About halfway through, MacDonald writes: “But memory plays tricks. Memory is another word for story, and nothing is more unreliable” (p. 255). In the same way that no one’s memories are absolutely accurate, neither are those of the characters about whom she writes. They misremember, in effect lying to themselves and to others. Failure to correctly recall or failure to remember at all becomes a theme throughout as characters attempt to protect themselves or others from the pain and horrors they’ve experienced.

 

There were other key thematic issues that also struck me: women really got a raw deal in the past; men also got a raw deal, but they were not nearly so constrained as women; war crippled men in ways that weren't observable on the outside; physical and sexual abuse scar not just the victim, but also the perpetrator and everyone else in a family; many habits brought over from the Old Country (and ANY Old Country counts) did not translate well into more modern cultural practices; economic pressures took a serious toll on families, as did war; people close to one another, even when they love one another desperately, can do awful things to one another; and people who lived in the past sometimes had simply horrible lives that came to a bad end for no good reason at all.
 
MacDonald has a great way with tone and managed to make the book extremely atmospheric—sometimes spooky, sometimes suspenseful, and curiously maddening because she makes the reader wait to get answers to questions one would naturally end up wondering along the way.
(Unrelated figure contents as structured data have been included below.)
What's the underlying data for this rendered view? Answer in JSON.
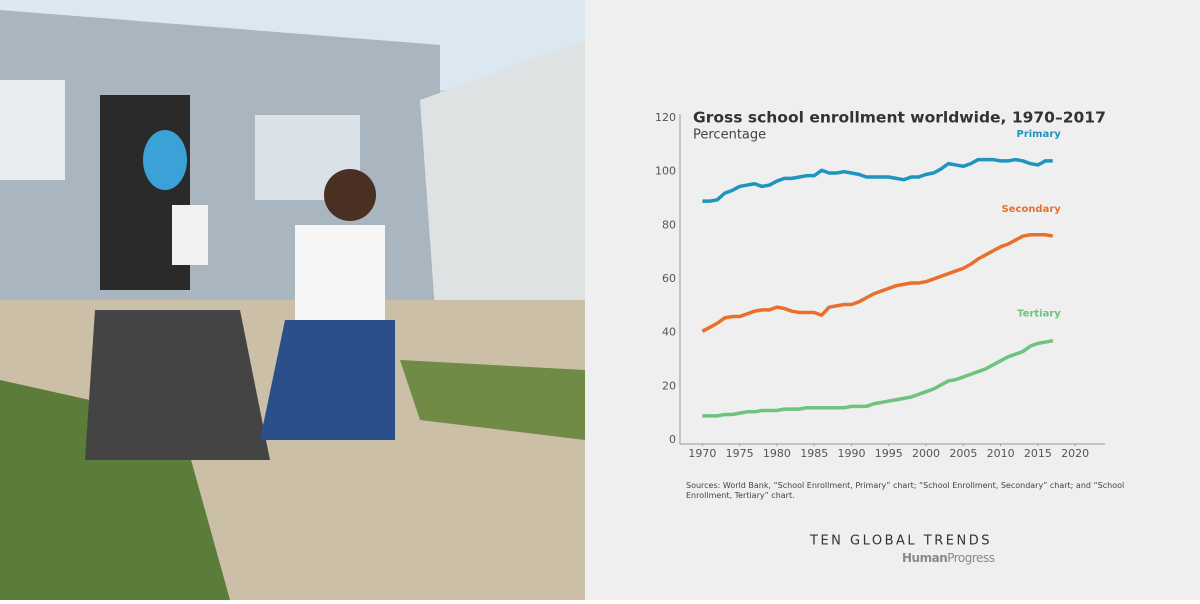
{
  "chart_data": {
    "type": "line",
    "title": "Gross school enrollment worldwide, 1970–2017",
    "subtitle": "Percentage",
    "x": [
      1970,
      1971,
      1972,
      1973,
      1974,
      1975,
      1976,
      1977,
      1978,
      1979,
      1980,
      1981,
      1982,
      1983,
      1984,
      1985,
      1986,
      1987,
      1988,
      1989,
      1990,
      1991,
      1992,
      1993,
      1994,
      1995,
      1996,
      1997,
      1998,
      1999,
      2000,
      2001,
      2002,
      2003,
      2004,
      2005,
      2006,
      2007,
      2008,
      2009,
      2010,
      2011,
      2012,
      2013,
      2014,
      2015,
      2016,
      2017
    ],
    "series": [
      {
        "name": "Primary",
        "color": "#1f94bf",
        "values": [
          89,
          89,
          89.5,
          92,
          93,
          94.5,
          95,
          95.5,
          94.5,
          95,
          96.5,
          97.5,
          97.5,
          98,
          98.5,
          98.5,
          100.5,
          99.5,
          99.5,
          100,
          99.5,
          99,
          98,
          98,
          98,
          98,
          97.5,
          97,
          98,
          98,
          99,
          99.5,
          101,
          103,
          102.5,
          102,
          103,
          104.5,
          104.5,
          104.5,
          104,
          104,
          104.5,
          104,
          103,
          102.5,
          104,
          104
        ]
      },
      {
        "name": "Secondary",
        "color": "#e8702a",
        "values": [
          40.5,
          42,
          43.5,
          45.5,
          46,
          46,
          47,
          48,
          48.5,
          48.5,
          49.5,
          49,
          48,
          47.5,
          47.5,
          47.5,
          46.5,
          49.5,
          50,
          50.5,
          50.5,
          51.5,
          53,
          54.5,
          55.5,
          56.5,
          57.5,
          58,
          58.5,
          58.5,
          59,
          60,
          61,
          62,
          63,
          64,
          65.5,
          67.5,
          69,
          70.5,
          72,
          73,
          74.5,
          76,
          76.5,
          76.5,
          76.5,
          76
        ]
      },
      {
        "name": "Tertiary",
        "color": "#6cc47d",
        "values": [
          9,
          9,
          9,
          9.5,
          9.5,
          10,
          10.5,
          10.5,
          11,
          11,
          11,
          11.5,
          11.5,
          11.5,
          12,
          12,
          12,
          12,
          12,
          12,
          12.5,
          12.5,
          12.5,
          13.5,
          14,
          14.5,
          15,
          15.5,
          16,
          17,
          18,
          19,
          20.5,
          22,
          22.5,
          23.5,
          24.5,
          25.5,
          26.5,
          28,
          29.5,
          31,
          32,
          33,
          35,
          36,
          36.5,
          37
        ]
      }
    ],
    "xlim": [
      1967,
      2024
    ],
    "xticks": [
      1970,
      1975,
      1980,
      1985,
      1990,
      1995,
      2000,
      2005,
      2010,
      2015,
      2020
    ],
    "ylim": [
      -1.5,
      120
    ],
    "yticks": [
      0,
      20,
      40,
      60,
      80,
      100,
      120
    ],
    "grid": false,
    "source": "Sources: World Bank, “School Enrollment, Primary” chart; “School Enrollment, Secondary” chart; and “School Enrollment, Tertiary” chart."
  },
  "footer": {
    "series_title": "TEN GLOBAL TRENDS",
    "brand_bold": "Human",
    "brand_light": "Progress"
  }
}
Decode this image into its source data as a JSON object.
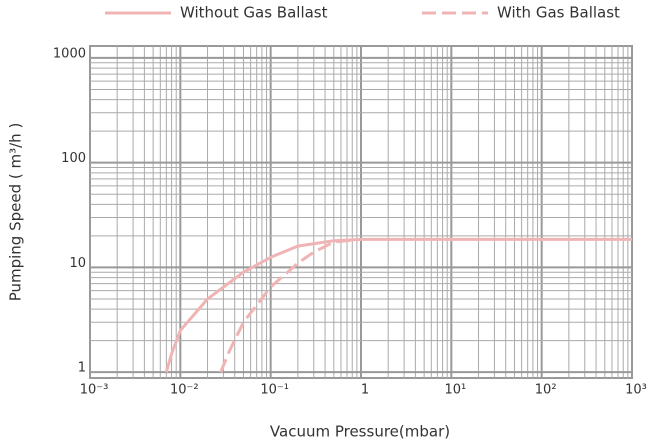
{
  "chart_data": {
    "type": "line",
    "xlabel": "Vacuum Pressure(mbar)",
    "ylabel": "Pumping Speed ( m³/h )",
    "xlog": true,
    "ylog": true,
    "grid": true,
    "legend": "top",
    "xlim": [
      0.001,
      1000
    ],
    "xticks": [
      {
        "value": 0.001,
        "label": "10⁻³"
      },
      {
        "value": 0.01,
        "label": "10⁻²"
      },
      {
        "value": 0.1,
        "label": "10⁻¹"
      },
      1,
      {
        "value": 10,
        "label": "10¹"
      },
      {
        "value": 100,
        "label": "10²"
      },
      {
        "value": 1000,
        "label": "10³"
      }
    ],
    "ylim": [
      0.88,
      1300
    ],
    "yticks": [
      1,
      10,
      100,
      1000
    ],
    "series": [
      {
        "name": "Without Gas Ballast",
        "color": "#f0b4b4",
        "style": "solid",
        "x": [
          0.007,
          0.008,
          0.01,
          0.02,
          0.05,
          0.1,
          0.2,
          0.5,
          1,
          10,
          100,
          1000
        ],
        "values": [
          1,
          1.5,
          2.5,
          5,
          9,
          12.5,
          16,
          18,
          18.5,
          18.5,
          18.5,
          18.5
        ]
      },
      {
        "name": "With Gas Ballast",
        "color": "#f0b4b4",
        "style": "dashed",
        "x": [
          0.028,
          0.035,
          0.05,
          0.1,
          0.2,
          0.3,
          0.5,
          1
        ],
        "values": [
          1,
          1.6,
          3,
          6.5,
          11,
          14,
          17.5,
          18.5
        ]
      }
    ]
  }
}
Her use of language, metaphor, and simile was quite wonderful at times, and it's her steady accretion of images and details that really accentuates the tragedies and events in this complex and fascinating novel. This is one of those books I will probably always remember. It strikes me as exactly the sort of book that should be read in colleges forevermore. It's every bit as good as works by Piercy, Atwood, Tyler, and Morrison. Outstanding debut novel by a talented Canadian writer.